Time is a precious commodity for me these days. I teach seven classes a week (26 hours in the classroom), and I spend easily another 10-15 hours a week more on preparation, grading, and management issues. I spend another 15-20 hours a week on my ICL work. For those of you keep score at home, that’s 61 hours a week of work, and that doesn’t include my writing time.

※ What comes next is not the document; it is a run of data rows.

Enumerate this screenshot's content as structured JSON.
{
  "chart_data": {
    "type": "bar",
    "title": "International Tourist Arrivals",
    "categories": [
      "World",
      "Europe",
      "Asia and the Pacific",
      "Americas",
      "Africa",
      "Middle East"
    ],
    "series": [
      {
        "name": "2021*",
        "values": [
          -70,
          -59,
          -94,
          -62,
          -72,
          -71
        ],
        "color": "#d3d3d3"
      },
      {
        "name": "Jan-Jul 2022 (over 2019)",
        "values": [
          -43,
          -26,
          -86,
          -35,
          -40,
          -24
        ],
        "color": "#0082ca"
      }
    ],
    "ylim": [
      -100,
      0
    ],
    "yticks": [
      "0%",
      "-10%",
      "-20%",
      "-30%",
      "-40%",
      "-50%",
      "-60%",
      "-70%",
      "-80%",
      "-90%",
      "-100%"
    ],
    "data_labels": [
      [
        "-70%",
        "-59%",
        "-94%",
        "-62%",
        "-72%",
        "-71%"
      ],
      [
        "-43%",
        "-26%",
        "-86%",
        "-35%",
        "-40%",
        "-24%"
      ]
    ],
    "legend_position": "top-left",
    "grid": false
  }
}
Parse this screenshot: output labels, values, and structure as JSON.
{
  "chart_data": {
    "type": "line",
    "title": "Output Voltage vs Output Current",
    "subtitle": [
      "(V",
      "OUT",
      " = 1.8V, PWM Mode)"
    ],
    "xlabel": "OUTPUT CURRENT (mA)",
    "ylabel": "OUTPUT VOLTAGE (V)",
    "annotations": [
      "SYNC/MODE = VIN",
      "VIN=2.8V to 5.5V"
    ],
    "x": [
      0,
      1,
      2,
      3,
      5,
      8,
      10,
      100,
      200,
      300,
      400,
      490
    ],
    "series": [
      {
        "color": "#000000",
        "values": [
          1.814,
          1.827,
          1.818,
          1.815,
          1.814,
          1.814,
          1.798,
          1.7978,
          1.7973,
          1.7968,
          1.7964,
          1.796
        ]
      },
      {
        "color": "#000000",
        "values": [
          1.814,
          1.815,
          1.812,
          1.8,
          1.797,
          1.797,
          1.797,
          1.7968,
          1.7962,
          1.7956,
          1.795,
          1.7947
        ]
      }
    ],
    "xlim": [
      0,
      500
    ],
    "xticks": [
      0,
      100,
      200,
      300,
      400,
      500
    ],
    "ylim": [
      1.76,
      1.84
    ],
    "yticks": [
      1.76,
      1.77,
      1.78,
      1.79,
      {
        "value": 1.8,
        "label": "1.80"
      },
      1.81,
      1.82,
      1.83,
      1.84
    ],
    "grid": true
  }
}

So why is it, then, that the times I have the least availability for writing are the times when I generate the most ideas? I already have three books in various stages of disrepair, and suddenly my creativity is in overdrive. I woke up from a nap this afternoon (a brief, 45 minute power nap because I only got three hours of sleep last night), and characters were writing dialog in my head. On Saturday, in the middle of trying to relax and go golfing with my hubby, a whole different story emerged and tried to wrestle control of my concentration away from my swing tempo. In all, I’ve managed to generate about six new story ideas at a time when I can’t sufficiently spend time on the ones I already have started.
Does this happen to anyone else? What do you do about it? In the past, I”ve simply written down the ideas in a journal of potential story ideas to come back to later, but that doesn’t seem to be quelling the flow. For each idea I write down, two more immediately take its place in my consciousness. If I just stopped generating ideas today, I’d have enough material to keep me busy for the next ten years at least.
I know, I know: it’s a good problem to have, so why am I complaining? Because it is a constant reminder that I don’t have enough time to do what I love most. It feels somehow like a failing on my part. I am already stretched to my limits, and there is no option for me to add one more item to my agenda.
But some of these ideas are really, really cool. And that makes me really, really want to work on them. And I can’t.